Lloré entonces, y fueron lágrimas muy amargas. Pero no volví al interior del convento. El día estaba soleado y, en el centro del claustro, había un huerto mucho más acogedor que mi celda diminuta. Me senté en uno de los bancos de piedra situados alrededor del claustro, sin importarme que el sol me quemara. Algunas monjas que trabajaban en el huerto me miraron de manera peculiar. Hice caso omiso. Delante de mí los rosales empezaban a florecer y la planta más cercana estaba cubierta de prietos capullos blancos. Los contemplé, luego extendí una mano y me clavé una espina en la yema del dedo gordo. Apareció una gota de sangre, pero mantuve el brazo en alto y dejé que me corriera mano abajo.
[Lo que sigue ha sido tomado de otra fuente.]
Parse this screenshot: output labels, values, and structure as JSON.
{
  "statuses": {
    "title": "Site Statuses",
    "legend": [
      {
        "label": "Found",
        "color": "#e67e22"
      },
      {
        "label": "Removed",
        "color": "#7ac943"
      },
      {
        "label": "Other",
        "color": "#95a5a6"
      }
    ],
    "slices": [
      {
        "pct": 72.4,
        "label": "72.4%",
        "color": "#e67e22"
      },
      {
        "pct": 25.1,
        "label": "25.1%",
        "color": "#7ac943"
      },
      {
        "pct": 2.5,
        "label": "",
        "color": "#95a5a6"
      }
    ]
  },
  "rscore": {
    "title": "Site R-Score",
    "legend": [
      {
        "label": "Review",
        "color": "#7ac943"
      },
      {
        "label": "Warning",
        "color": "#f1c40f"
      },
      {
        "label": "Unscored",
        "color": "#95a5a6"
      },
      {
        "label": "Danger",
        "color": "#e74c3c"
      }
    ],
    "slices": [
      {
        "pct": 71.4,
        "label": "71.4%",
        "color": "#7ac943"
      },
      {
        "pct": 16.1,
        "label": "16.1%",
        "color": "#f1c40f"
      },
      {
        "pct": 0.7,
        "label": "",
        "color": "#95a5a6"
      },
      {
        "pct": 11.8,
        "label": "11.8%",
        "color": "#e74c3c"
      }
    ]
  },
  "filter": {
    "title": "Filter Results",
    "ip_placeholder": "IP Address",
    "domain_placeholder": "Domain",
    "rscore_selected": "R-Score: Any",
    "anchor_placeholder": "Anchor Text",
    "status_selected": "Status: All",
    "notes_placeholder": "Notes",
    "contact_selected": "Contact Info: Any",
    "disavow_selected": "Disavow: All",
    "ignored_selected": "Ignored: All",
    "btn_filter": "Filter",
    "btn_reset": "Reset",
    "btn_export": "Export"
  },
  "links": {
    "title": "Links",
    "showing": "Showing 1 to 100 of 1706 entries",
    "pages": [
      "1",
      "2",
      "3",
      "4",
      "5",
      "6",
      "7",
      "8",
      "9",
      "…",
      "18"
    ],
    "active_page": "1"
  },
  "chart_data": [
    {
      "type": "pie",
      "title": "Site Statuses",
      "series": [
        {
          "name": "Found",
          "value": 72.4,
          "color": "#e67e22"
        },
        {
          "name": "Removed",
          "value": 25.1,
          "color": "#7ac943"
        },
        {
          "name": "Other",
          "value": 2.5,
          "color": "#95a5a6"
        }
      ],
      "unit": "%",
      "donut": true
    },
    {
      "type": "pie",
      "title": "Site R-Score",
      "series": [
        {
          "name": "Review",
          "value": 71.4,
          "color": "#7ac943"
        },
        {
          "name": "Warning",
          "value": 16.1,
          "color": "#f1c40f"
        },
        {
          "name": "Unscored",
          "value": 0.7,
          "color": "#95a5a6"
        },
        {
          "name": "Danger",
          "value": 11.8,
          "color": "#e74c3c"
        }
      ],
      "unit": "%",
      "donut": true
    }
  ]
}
Luego oí un ruido que no habría esperado escuchar nunca en un convento. En algún sitio del interior del edificio resonaron unas risas infantiles. Al cabo de un momento el ruido de unos pasitos de niño me llegó desde la puerta más cercana, y una criaturita apareció en el umbral. Llevaba un vestido gris y un gorro blanco, y me recordó a mi hermana Geneviéve de pequeña. En realidad no era más que un bebé, y avanzaba a trompicones con pasos desiguales, a punto de caerse en cualquier momento y de abrirse la cabeza. Tenía una carita divertida, muy decidida y seria, como si caminar fuese una partida de ajedrez que tuviera que ganar. No se podía saber si llegaría a ser guapa cuando creciera: su rostro parecía el de una anciana, y eso no siempre es agradable en un bebé. Tenía buenos mofletes, y la frente, escasa, sobresalía sobre unos ojos marrones algo cansados, ojos que podrían haber sido un poco más claros de lo que eran. Pero su pelo me pareció precioso, rojo oscuro como de castañas, en grandes rizos enmarañados.